Data Is the New Gold in the Generative AI Era
The generative AI race has sparked another battleground, which will dictate the next stage of AI development.
The next big challenge in the development of generative AI will be data, and getting access to enough human input to replicate human responses.
Which could mean that social platforms are better placed to lead the charge, with the AI chatbots from Meta and xAI having direct access to more human data inputs than anyone else. Google, too, has access to Search queries and review inputs. But smaller players, without such access, could be left out in the cold, as publishers look to lock down their content, in order to control access, and maximize profit.
The latest push on this front is a petition signed by thousands of well-known artists which calls for a ban on the unlicensed use of creative works for training generative AI. Publisher Penguin Random House is also taking a stand against the use of its authors’ work for AI training, while several news publications are also now organizing official licensing deals with individual AI developers for their output.
If official regulations are implemented as a result of this shift, which rightfully ensures that copyright holders can profit from their licensed works, that will limit access to the massive data inputs needed to train AI models. Which will then leave smaller developers with either bad or worse choices: Either scrape whatever data they can from the broader web (and more publishers are altering their robots.txt parameters to outlaw unlicensed use of their data), or worse, use AI generated content to further train their AI models.
The latter is a pathway to an erosion of AI outputs, with the ongoing use of AI content to build large language models (LLMs) effectively poisoning the system, and compounding errors in the dataset.

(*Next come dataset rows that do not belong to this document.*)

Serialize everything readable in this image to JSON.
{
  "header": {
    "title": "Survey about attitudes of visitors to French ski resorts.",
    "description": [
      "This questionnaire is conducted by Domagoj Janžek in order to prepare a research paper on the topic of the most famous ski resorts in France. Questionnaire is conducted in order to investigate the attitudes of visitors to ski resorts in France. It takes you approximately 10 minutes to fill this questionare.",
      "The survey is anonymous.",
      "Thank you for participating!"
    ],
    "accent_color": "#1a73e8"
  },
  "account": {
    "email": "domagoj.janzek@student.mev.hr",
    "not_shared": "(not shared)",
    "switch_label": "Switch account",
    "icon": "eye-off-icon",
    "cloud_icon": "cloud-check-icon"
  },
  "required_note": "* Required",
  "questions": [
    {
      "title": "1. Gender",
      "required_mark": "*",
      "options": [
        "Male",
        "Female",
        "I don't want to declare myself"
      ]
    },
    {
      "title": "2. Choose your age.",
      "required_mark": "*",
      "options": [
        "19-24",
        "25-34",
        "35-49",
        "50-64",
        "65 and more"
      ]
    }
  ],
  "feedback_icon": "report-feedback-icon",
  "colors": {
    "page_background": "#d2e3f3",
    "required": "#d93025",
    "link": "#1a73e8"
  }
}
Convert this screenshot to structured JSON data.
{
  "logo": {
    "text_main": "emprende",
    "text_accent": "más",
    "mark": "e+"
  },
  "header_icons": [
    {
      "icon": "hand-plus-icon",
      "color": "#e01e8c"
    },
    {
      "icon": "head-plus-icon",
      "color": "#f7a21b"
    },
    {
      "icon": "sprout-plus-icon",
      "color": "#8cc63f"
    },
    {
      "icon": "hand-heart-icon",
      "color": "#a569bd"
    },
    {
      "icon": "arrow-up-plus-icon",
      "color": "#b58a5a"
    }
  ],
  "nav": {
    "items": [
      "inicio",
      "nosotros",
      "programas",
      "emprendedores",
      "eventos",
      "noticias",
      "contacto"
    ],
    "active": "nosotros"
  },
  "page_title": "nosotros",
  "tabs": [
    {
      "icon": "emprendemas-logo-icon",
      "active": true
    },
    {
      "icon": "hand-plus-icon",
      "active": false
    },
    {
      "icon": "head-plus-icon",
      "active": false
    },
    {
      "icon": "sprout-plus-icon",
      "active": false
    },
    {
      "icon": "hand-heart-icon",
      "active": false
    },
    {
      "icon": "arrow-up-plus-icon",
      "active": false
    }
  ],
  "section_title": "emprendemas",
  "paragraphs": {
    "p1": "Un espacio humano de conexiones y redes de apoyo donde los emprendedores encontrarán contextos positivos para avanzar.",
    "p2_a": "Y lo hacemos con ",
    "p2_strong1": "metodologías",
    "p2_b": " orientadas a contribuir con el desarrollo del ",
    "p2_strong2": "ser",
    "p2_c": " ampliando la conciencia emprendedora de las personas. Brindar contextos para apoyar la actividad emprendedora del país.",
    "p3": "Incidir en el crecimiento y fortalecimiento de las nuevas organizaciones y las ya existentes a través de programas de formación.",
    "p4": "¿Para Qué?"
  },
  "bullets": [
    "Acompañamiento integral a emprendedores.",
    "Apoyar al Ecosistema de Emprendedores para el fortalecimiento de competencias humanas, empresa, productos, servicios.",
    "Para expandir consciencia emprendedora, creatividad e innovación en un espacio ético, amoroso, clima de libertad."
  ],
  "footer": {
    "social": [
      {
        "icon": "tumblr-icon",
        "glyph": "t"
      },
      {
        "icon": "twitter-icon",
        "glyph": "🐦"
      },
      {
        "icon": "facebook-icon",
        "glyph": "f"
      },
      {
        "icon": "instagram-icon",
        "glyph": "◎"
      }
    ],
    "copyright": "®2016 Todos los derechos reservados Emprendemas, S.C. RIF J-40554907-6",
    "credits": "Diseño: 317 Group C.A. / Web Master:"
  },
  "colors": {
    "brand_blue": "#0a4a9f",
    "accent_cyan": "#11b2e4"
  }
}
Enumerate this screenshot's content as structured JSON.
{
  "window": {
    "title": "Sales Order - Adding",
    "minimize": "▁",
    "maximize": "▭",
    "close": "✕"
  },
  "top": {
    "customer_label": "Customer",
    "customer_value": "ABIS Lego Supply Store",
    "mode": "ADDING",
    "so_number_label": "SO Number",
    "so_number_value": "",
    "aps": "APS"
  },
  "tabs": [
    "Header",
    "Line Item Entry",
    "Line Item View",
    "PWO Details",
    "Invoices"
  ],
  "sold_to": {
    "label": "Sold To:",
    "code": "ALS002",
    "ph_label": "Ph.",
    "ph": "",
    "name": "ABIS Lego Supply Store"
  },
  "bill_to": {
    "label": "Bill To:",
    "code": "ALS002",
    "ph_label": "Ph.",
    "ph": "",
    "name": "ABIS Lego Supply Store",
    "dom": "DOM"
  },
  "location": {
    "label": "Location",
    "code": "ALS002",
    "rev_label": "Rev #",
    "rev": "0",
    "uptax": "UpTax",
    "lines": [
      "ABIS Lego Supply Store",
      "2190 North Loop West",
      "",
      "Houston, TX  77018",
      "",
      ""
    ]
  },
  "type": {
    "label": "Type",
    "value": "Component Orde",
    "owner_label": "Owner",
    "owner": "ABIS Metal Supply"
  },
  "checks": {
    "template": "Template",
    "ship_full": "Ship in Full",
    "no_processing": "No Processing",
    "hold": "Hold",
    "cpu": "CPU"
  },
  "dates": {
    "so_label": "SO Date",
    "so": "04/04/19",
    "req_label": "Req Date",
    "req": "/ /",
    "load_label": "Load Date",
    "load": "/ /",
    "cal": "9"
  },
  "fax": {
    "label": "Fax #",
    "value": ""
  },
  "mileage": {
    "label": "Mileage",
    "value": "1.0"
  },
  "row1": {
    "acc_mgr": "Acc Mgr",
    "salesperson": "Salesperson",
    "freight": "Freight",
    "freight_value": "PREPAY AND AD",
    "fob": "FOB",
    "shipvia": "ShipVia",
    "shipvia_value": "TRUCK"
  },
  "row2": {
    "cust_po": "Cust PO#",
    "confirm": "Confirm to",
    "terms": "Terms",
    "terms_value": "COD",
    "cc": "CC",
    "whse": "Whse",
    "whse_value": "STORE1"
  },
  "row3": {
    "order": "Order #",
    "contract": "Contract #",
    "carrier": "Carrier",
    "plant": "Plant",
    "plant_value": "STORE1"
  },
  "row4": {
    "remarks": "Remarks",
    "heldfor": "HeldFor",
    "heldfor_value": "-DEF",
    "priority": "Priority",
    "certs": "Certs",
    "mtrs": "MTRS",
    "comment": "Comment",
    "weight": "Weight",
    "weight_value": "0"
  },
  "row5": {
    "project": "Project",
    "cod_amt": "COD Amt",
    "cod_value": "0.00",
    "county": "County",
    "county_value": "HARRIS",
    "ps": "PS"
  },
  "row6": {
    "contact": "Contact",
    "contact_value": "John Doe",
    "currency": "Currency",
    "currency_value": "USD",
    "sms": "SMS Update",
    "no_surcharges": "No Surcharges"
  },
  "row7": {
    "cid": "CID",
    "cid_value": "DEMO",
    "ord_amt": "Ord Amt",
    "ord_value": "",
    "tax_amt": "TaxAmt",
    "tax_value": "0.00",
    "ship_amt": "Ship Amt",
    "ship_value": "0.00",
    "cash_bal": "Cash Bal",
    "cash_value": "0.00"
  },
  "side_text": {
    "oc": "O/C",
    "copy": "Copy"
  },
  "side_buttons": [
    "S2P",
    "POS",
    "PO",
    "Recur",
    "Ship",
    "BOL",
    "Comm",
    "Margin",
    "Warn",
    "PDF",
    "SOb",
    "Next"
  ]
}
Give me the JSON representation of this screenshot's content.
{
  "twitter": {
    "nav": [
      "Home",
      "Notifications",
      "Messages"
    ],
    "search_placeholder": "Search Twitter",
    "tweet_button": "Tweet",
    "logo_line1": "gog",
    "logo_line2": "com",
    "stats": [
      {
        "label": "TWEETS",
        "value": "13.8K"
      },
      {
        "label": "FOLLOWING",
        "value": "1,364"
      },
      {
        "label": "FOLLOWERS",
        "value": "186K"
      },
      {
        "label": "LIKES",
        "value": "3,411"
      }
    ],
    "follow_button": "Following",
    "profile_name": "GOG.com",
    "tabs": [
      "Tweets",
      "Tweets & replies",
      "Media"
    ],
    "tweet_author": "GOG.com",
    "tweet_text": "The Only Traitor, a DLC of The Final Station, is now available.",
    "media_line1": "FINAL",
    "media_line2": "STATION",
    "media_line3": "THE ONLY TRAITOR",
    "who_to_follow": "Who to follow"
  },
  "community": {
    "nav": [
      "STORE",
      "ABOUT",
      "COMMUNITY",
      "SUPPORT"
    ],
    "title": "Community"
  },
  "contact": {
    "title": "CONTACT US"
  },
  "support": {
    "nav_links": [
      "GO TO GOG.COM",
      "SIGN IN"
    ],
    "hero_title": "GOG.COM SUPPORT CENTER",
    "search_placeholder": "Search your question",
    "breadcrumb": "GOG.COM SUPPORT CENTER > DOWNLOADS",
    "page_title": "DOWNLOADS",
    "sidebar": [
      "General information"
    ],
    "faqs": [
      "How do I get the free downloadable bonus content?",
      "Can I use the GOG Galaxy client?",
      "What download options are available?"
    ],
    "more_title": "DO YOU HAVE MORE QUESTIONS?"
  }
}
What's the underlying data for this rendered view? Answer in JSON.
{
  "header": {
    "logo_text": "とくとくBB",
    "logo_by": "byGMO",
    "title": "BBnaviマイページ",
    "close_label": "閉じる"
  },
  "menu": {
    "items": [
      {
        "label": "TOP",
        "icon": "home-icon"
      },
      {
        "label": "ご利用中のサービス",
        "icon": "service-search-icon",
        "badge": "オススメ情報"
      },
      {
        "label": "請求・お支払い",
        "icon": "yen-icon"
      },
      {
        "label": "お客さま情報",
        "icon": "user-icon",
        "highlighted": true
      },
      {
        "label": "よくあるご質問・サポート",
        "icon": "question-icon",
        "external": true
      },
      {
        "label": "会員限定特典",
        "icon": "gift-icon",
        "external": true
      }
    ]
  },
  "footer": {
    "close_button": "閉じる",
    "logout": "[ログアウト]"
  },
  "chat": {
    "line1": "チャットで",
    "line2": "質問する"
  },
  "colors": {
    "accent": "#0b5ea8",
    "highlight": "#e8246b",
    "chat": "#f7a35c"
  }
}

That’s not sustainable, which means that the data inputs from humans are going to be in high demand, which will likely put Meta, X, and Reddit in the drivers’ seat.
Reddit CEO Steve Huffman highlighted this in an interview this week, noting that:
“The source of artificial intelligence is actual intelligence, and that's what you find on Reddit."
Reddit has already inked a data-sharing deal with Google to help power the search giant’s Gemini AI experiments, and that could prove to be a key collaboration for the future of Google’s tools.
The question then is which social platform has the most valuable data for AI model creation?
Meta has an assortment of content from billions of human users, though posting frequency has declined in recent years, in favor of video consumption in its apps instead. Which is why Threads could be a valuable component, and why the Threads algorithm may favor posts which ask questions, as a means to help train its AI systems.
X, too, sees over 200 million original posts and replies uploaded to its platform every day, but the nature of those posts is relevant, in terms of training a system on how to understand human-like interaction, and provide accurate responses.
Which is why Reddit, as Huffman notes, could be the best platform for AI training.
Subreddit communities are built around Q and A style engagement, with users posing questions, and serving relevant answers, which are up and downvoted in the app. Building an AI tool around that understanding, alongside each developers own AI models, could provide the most accurate responses, and it’ll be interesting to see how that ends up fueling Google’s AI efforts, and what Google ends up paying for the ongoing privilege.
While it also means that others could end up falling away in the race.
OpenAI, for example, doesn’t have an ongoing feed of data, other than from LinkedIn, as part of its partnership with Microsoft. Will that eventually impede development of ChatGPT, as more publishers lock down their content, and remove it from AI training?
It’s a valid consideration for the future development of AI models, as without fresh data sources, such tools could quickly lose relevance. Which will see users shift to other models.
So who wins out in this case? Meta? xAI? Google?
Right now, it does seem like one of these three is going to eventually have the better model, and will lead the way with the next wave of gen AI tools.
Or, we’re going to start seeing big deals on exclusive data inputs, and more niche AI models built around different data sets.
That could end up being a more beneficial and logical progression, which will change the landscape of generative AI development.